Q3. 外出が難しい高齢者でも、認知症の進行を遅らせることはできますか?
A. はい、外出できなくても工夫次第で十分可能だと思います。
家の中で会話を増やす、食事やおやつを楽しみにする、テレビや写真を話題にするなど、日常の中に「刺激」を取り入れることが大切です。人とのやり取りそのものが、認知機能の維持につながります。
Q4. 認知症の親の食事で、特に意識したほうがよいポイントはありますか?
A. 栄養だけでなく、「食べる楽しみ」を重視することがとても大切です。
好きなものを取り入れたり、色や香りを意識したりすることで、食欲や会話が自然に生まれます。量が減っても、回数や内容を工夫することで、心と体の元気を支えることができます。

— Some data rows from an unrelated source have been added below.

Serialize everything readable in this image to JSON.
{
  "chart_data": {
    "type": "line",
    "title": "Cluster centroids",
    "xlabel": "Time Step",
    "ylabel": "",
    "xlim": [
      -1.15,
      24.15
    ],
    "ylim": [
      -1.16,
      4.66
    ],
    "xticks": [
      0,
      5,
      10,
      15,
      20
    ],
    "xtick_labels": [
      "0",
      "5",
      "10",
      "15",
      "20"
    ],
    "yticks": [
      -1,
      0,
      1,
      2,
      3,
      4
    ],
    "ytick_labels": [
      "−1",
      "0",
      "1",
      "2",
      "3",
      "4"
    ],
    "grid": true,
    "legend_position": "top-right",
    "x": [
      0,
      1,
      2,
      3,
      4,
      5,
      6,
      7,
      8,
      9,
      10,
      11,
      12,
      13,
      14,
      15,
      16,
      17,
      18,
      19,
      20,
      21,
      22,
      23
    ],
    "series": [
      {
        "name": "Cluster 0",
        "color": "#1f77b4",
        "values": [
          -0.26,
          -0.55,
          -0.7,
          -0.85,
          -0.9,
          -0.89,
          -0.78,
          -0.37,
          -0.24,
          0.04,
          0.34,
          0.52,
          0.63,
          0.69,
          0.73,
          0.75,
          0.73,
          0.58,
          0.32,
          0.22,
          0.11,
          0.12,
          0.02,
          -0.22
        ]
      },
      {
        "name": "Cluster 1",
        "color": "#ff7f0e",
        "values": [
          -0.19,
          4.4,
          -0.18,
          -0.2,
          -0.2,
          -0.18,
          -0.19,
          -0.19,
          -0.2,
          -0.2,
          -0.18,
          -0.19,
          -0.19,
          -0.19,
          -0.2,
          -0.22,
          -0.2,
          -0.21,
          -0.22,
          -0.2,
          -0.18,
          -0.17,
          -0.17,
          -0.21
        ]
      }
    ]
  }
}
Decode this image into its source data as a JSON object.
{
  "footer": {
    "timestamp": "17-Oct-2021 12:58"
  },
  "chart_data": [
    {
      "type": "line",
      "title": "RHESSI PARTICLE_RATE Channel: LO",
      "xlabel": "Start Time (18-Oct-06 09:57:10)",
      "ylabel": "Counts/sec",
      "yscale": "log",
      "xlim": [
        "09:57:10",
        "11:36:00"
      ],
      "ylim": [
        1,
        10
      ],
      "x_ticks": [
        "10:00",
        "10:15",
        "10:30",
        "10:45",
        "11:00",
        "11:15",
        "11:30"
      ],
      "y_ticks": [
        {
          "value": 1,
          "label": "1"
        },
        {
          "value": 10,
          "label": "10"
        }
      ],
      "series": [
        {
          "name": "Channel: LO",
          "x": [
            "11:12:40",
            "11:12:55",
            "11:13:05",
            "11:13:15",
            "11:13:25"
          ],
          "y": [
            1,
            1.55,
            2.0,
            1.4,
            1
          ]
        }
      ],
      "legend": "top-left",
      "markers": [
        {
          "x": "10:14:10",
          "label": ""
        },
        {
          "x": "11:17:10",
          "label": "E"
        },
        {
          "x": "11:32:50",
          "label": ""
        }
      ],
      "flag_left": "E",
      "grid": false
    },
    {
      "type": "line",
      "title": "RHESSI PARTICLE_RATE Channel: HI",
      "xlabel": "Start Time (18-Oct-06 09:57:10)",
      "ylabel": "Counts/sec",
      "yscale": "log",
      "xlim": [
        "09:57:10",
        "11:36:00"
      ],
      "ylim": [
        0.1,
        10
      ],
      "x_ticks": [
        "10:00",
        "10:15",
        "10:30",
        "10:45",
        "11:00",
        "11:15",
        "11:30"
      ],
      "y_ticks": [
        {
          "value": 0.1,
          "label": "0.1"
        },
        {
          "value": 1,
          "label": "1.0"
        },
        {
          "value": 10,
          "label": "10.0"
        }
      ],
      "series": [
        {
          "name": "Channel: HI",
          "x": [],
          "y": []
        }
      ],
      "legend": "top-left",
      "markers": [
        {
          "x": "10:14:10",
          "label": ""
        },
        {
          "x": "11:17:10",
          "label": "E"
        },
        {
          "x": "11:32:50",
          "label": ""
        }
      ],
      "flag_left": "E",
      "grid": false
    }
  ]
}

以前、茶碗蒸しを作ったらすが立ってしまい「失敗しちゃった」と言ったら、母がコツを教えてくれて大笑いしたこともあります。
Q5. 在宅介護を続ける中で、介護者自身が気をつけるべきことは何ですか?
A. 介護者自身の体調管理と、気持ちの余裕が何より大切です。
無理を続けると、共倒れになってしまいます。休めるときは休み、相談できる相手やサービスを頼ることも、大切な「介護の一部」だと感じています。介護者が笑顔でいることが、結果的に一番の支えになります。